Aus der Pressemitteilung des Hess. VGH Nr. 43/2020 vom 28.10.2020 ergibt sich:
Der Antragsteller meldete am 12.10.2020 die Durchführung von Versammlungen im Dannenröder Wald in der Gemarkung Niederklein sowie im Herrenwald in den Gemarkungen Stadtallendorf, Niederklein und Erksdorf mit dem Titel „Hätte, hätte Polizeikette – Hört auf Menschen zu gefährden! – Menschenkette gegen die Räumung und Rodung des Waldes und gegen die Einschränkung von Waldbetretungsrecht sowie Presse- und Versammlungsfreiheit“ an. Den ursprünglich genannten Zeitraum vom 14.10.2020, 12.00 Uhr bis 01.03.2021, 1.00 Uhr änderte er mit E-Mail vom 13.10.2020 ab auf die Zeit von Mittwoch, den 14.10.2020, 12.00 Uhr bis Freitag, den 16.10.2020, 19.00 Uhr, Freitag, den 23.10.2020, 8.00 Uhr bis 18.00 Uhr und Donnerstag, den 29.10.2020, 8.00 Uhr bis 18.00 Uhr. Zum Ablauf der Versammlungen gab er an, mit Bekanntwerden des oder der jeweiligen Arbeits- und Einsatzbereiche im Wald und mit Beginn der Räumungs- und Rodungsarbeiten für den Weiterbau der Bundesautobahn A 49 solle von den Versammlungsteilnehmern für die Dauer von einer Stunde eine Menschenkette um die Harvester, Hebebühnen, Räumpanzer und Baumhäuser gebildet werden, um sich symbolisch schützend bzw. abwehrend vor die Bäume und Maschinen zu stellen und damit die ablehnende Haltung gegen die Maßnahme auszudrücken. Die Räumungs- und Rodungsarbeiten müssten währenddessen unterbrochen werden. Es sollten Reden gehalten werden und Clowns der sog. CIRCA-Brigaden auftreten, die „der Polizei auf der Nase herumtanzen“ sollten. Das Regierungspräsidium Gießen untersagte die Durchführung der Versammlung auf der Trasse nebst einem Sicherheitsabstand von insgesamt 120 m einschließlich den bereits gerodeten Flächen. Die Durchführung der Versammlung sei nur im Abstand von 120 m zu dem jeweiligen Räumungs- und Rodungsort möglich. Hierzu wurden verschiedene Auflagen erlassen.

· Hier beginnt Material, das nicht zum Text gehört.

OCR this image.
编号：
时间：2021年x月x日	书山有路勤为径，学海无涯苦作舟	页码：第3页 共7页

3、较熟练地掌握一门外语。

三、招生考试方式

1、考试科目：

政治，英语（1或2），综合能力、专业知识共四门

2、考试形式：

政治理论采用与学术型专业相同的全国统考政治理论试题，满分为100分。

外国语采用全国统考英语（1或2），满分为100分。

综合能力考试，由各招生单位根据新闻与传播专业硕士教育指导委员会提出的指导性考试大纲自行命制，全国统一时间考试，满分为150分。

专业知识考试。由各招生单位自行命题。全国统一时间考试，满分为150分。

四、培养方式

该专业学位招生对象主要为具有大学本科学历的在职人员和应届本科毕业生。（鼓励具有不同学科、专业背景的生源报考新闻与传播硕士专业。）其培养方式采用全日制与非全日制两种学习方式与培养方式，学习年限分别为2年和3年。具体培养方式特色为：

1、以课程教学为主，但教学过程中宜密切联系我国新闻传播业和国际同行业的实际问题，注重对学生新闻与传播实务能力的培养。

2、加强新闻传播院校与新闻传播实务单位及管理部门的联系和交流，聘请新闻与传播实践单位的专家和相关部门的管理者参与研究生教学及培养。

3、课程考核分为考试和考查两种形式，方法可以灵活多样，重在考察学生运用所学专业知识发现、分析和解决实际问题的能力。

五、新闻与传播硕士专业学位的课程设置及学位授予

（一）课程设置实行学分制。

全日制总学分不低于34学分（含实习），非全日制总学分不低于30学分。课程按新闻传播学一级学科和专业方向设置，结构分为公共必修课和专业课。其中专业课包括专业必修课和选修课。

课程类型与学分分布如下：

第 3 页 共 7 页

Der VGH Kassel hat der Beschwerde des Antragstellers gegen eine anders lautende Entscheidung des VG Gießen teilweise stattgegeben.
Der Verwaltungsgerichtshof gestattete in seinem Beschluss über die Beschwerde gegen die erstinstanzliche Entscheidung hinsichtlich der Bildung von Menschenketten um Harvester, Hebebühnen, Räumgeräte und Baumhäuser auf den in der Versammlungsanmeldung des Antragstellers bezeichneten Flurstücken im Bereich der künftigen Trasse der A 49 sowie der unmittelbar angrenzenden Bereiche (Sicherheitszone von 120 m) am 29.10.2020 vor Beginn der Räumungs- und Rodungsarbeiten für die Dauer von einer Stunde mit der Maßgabe, dass bereits gerodete Flächen und daran angrenzende Flächen bis zu einem Sicherheitsabstand von 120 m von Versammlungsteilnehmern nicht betreten werden dürfen.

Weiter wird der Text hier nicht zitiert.